Nov 7, 2011

Monday

Today was a normal day by starting off with breakfast. What did I eat breakfast. lol I cant remember if I did. All well, today started off as normal, me not remembering anything and trying to focus as I try and wake up. It has been kinda bad I have been going to bed to early by my standards I normally go to bed around midnight. But lately I have been going to bed at 10:30 or 11:00 witch has kinds screwed up my sleeping pattern.

My stress level has been fluctuating the past couple of days though. I don't know why though because I don't have anything to be stressed about. Well I guess I do, finding work is the only thing that I can think about right know that would cause me stress.

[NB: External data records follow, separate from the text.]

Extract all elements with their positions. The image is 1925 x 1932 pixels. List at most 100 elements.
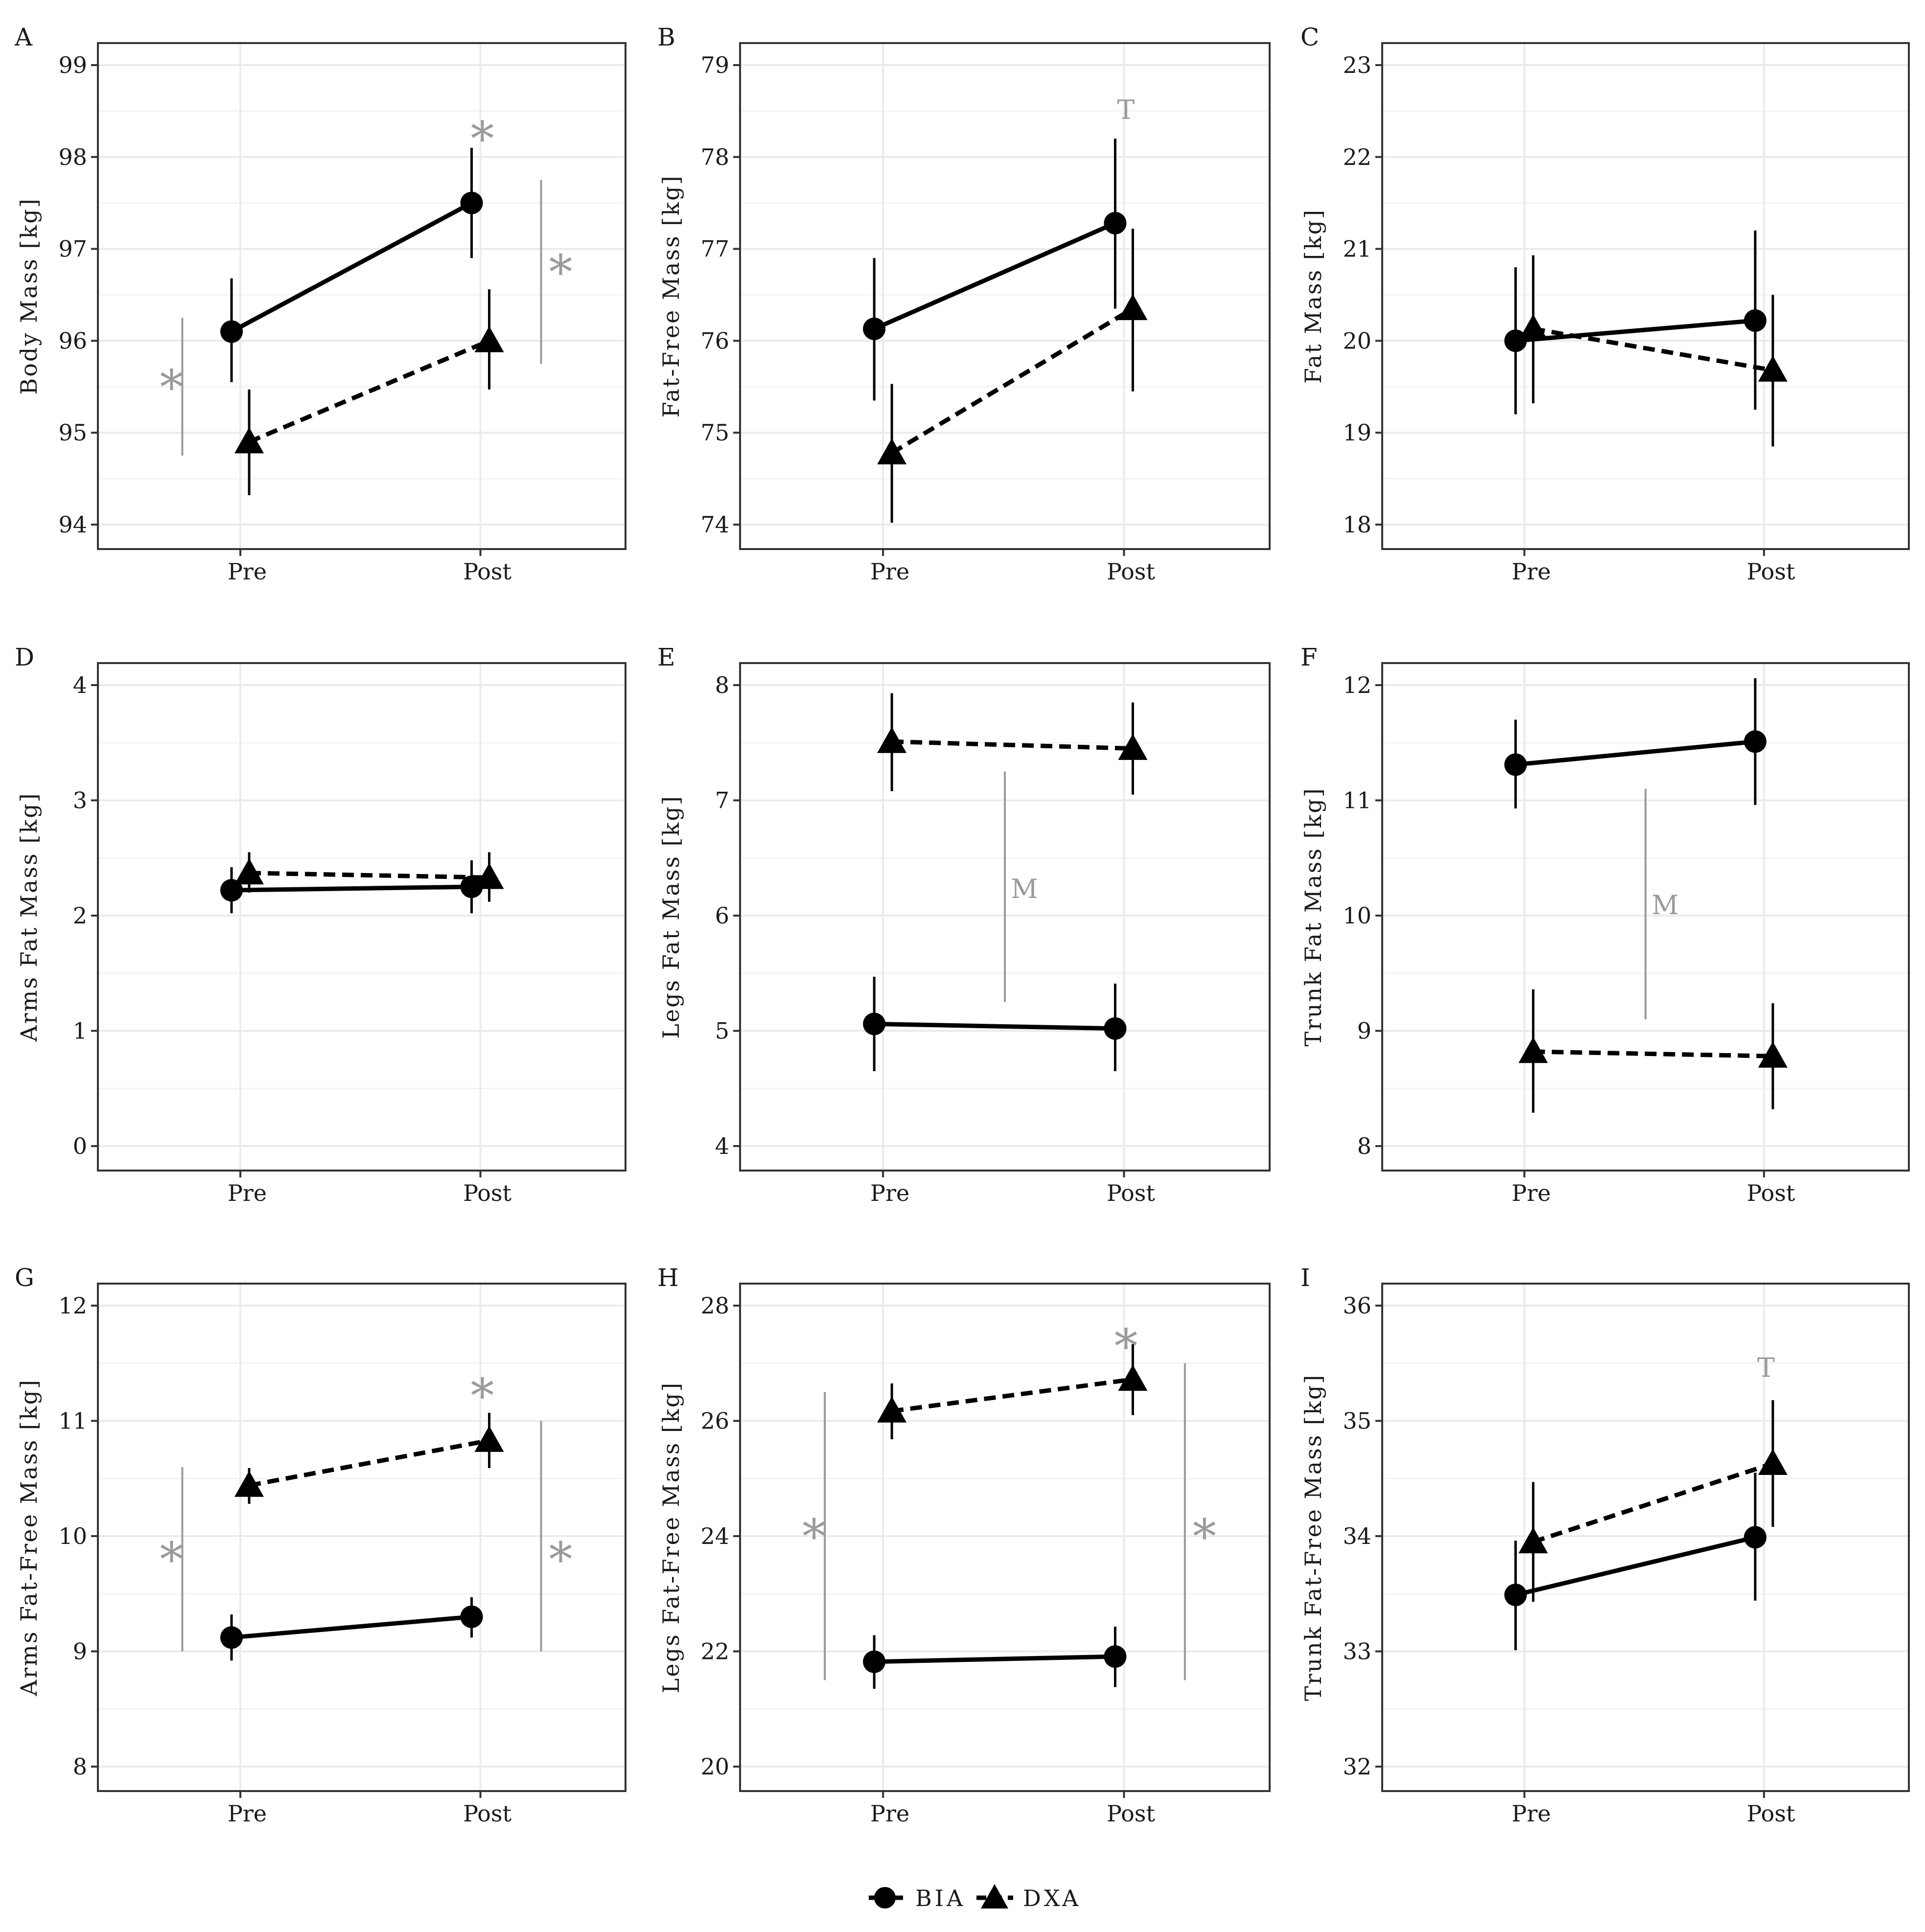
- y-tick-label: 8: [1357, 1133, 1371, 1159]
- x-tick-label: Pre: [228, 558, 267, 585]
- panel-border: [1381, 1283, 1910, 1792]
- panel-tag: I: [1300, 1264, 1310, 1292]
- y-tick-label: 26: [700, 1408, 729, 1434]
- data-point-dxa: [474, 326, 504, 352]
- series-line-bia: [231, 884, 472, 893]
- y-tick-label: 79: [700, 52, 729, 78]
- y-tick-label: 21: [1343, 236, 1371, 262]
- panel-tag: A: [14, 23, 33, 51]
- y-tick-label: 28: [700, 1292, 729, 1319]
- significance-label: M: [1011, 874, 1038, 904]
- y-axis-title: Trunk Fat Mass [kg]: [1300, 787, 1326, 1046]
- series-line-dxa: [1532, 326, 1773, 372]
- data-point-dxa: [877, 1396, 907, 1423]
- x-tick-label: Post: [1747, 558, 1795, 585]
- x-tick-label: Pre: [870, 1800, 909, 1827]
- data-point-bia: [1104, 1645, 1127, 1668]
- y-tick-label: 76: [700, 327, 729, 354]
- y-tick-label: 77: [700, 236, 729, 262]
- y-tick-label: 32: [1343, 1753, 1371, 1780]
- x-tick-label: Pre: [1511, 558, 1551, 585]
- data-point-dxa: [1118, 1364, 1148, 1391]
- y-axis-title: Fat-Free Mass [kg]: [658, 175, 684, 418]
- y-tick-label: 0: [73, 1133, 87, 1159]
- y-axis-title: Arms Fat Mass [kg]: [16, 792, 42, 1042]
- y-tick-label: 6: [715, 902, 729, 929]
- series-line-bia: [873, 221, 1116, 331]
- x-tick-label: Post: [1107, 1180, 1155, 1206]
- series-line-dxa: [1533, 1049, 1773, 1058]
- y-tick-label: 78: [700, 144, 729, 170]
- y-tick-label: 99: [58, 52, 87, 78]
- y-axis-title: Body Mass [kg]: [16, 197, 42, 394]
- panel-tag: F: [1300, 643, 1318, 671]
- y-tick-label: 24: [700, 1523, 729, 1549]
- data-point-dxa: [234, 858, 264, 885]
- series-line-dxa: [891, 1377, 1134, 1413]
- y-axis-title: Legs Fat-Free Mass [kg]: [658, 1381, 684, 1693]
- panel-border: [1381, 42, 1910, 550]
- y-tick-label: 96: [58, 327, 87, 354]
- data-point-bia: [1744, 309, 1767, 332]
- panel-c: 18 19 20 21 22 23 Pre Post Fat Mass [kg] C: [1300, 23, 1910, 585]
- series-line-dxa: [249, 871, 489, 880]
- data-point-bia: [1744, 1526, 1767, 1549]
- data-point-bia: [1104, 1017, 1127, 1040]
- y-tick-label: 9: [73, 1638, 87, 1665]
- legend-label-dxa: DXA: [1023, 1885, 1081, 1911]
- trend-label: T: [1757, 1353, 1775, 1383]
- legend-key-triangle: [981, 1884, 1008, 1909]
- y-tick-label: 98: [58, 144, 87, 170]
- panel-border: [739, 42, 1271, 550]
- data-point-bia: [1104, 212, 1127, 235]
- data-point-bia: [863, 317, 886, 340]
- panel-g: * * * 8 9 10 11 12 Pre Post Arms Fat-Free Mass [kg…: [15, 1264, 626, 1827]
- data-point-bia: [1504, 329, 1527, 352]
- y-axis-title: Arms Fat-Free Mass [kg]: [16, 1379, 42, 1697]
- y-tick-label: 10: [58, 1523, 87, 1549]
- panel-e: M 4 5 6 7 8 Pre Post Legs Fat Mass [kg] E: [657, 643, 1271, 1206]
- plot-background: [98, 663, 626, 1171]
- plot-background: [740, 43, 1270, 549]
- panel-i: T 32 33 34 35 36 Pre Post Trunk Fat-Free Mass [k…: [1300, 1264, 1910, 1827]
- y-tick-label: 11: [58, 1408, 87, 1434]
- y-tick-label: 74: [700, 511, 729, 538]
- y-tick-label: 97: [58, 236, 87, 262]
- y-tick-label: 11: [1343, 787, 1371, 814]
- panel-border: [739, 1283, 1271, 1792]
- x-tick-label: Post: [463, 558, 511, 585]
- x-tick-label: Post: [1747, 1800, 1795, 1827]
- x-tick-label: Post: [1107, 558, 1155, 585]
- series-line-bia: [874, 1021, 1115, 1031]
- data-point-dxa: [1518, 1527, 1548, 1554]
- significance-label: *: [549, 245, 573, 300]
- significance-star: *: [1114, 1319, 1137, 1374]
- panel-tag: G: [15, 1264, 34, 1292]
- y-axis-title: Legs Fat Mass [kg]: [658, 795, 684, 1038]
- significance-label: *: [160, 1532, 183, 1587]
- panel-border: [97, 42, 626, 550]
- data-point-dxa: [474, 863, 504, 889]
- data-point-bia: [460, 191, 483, 214]
- plot-background: [98, 1284, 626, 1791]
- x-tick-label: Post: [1107, 1800, 1155, 1827]
- series-line-bia: [1515, 1535, 1756, 1597]
- x-tick-label: Post: [463, 1180, 511, 1206]
- data-point-dxa: [1758, 355, 1788, 382]
- series-line-dxa: [249, 1438, 490, 1488]
- y-axis-title: Trunk Fat-Free Mass [kg]: [1300, 1374, 1326, 1701]
- legend-key-circle: [874, 1887, 896, 1909]
- data-point-dxa: [474, 1426, 504, 1452]
- y-tick-label: 20: [700, 1753, 729, 1780]
- x-tick-label: Post: [463, 1800, 511, 1827]
- y-tick-label: 95: [58, 419, 87, 446]
- y-tick-label: 7: [715, 787, 729, 814]
- trend-label: T: [1117, 94, 1135, 125]
- significance-label: *: [160, 360, 183, 414]
- y-tick-label: 36: [1343, 1292, 1371, 1319]
- data-point-bia: [863, 1012, 886, 1035]
- y-tick-label: 5: [715, 1018, 729, 1044]
- y-tick-label: 33: [1343, 1638, 1371, 1665]
- y-tick-label: 22: [700, 1638, 729, 1665]
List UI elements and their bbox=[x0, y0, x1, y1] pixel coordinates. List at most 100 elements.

I have been working out on the exercise bike today for a while to try and boost my heart strength, and also because I need to lose some wight as well.  I think that I need to tighten the tension on the bike though because I was on there for 15 min and my heat rate never went about 145 witch is ok but I need it to get a little higher I think if I want to build it up a bit more.

I went to F.H.E. tonight it was alright we played some games. But honestly I just wasn't in the mood to do anything. In fact I really haven't been in the mood to do anything most of the day. Sometimes I really hate myself for not doing what I should have done, and yet not doing it. even though I had ample opportunity to do it in. Its not like it was something big, or something that in dire need of doing, it was something small. It was one of those things that you take for granted, and don't do enough of. I didn't do it, and I know I should have I am just gutless I think because the only reason why I didn't was because somebody else was there. I know I that shouldn't bother me. I feel really tarable now, it not like its was that important well, to me it is very important and the only reason why I didn't do it was because somebody was watching. Come on man its not like it is going to hurt or anything. As a matter of fact it hurts right now.

 Anyways after FHE I went over to a friends house with a couple of friends and we watched Magamind I have never seen that movie before and I thought it was really good.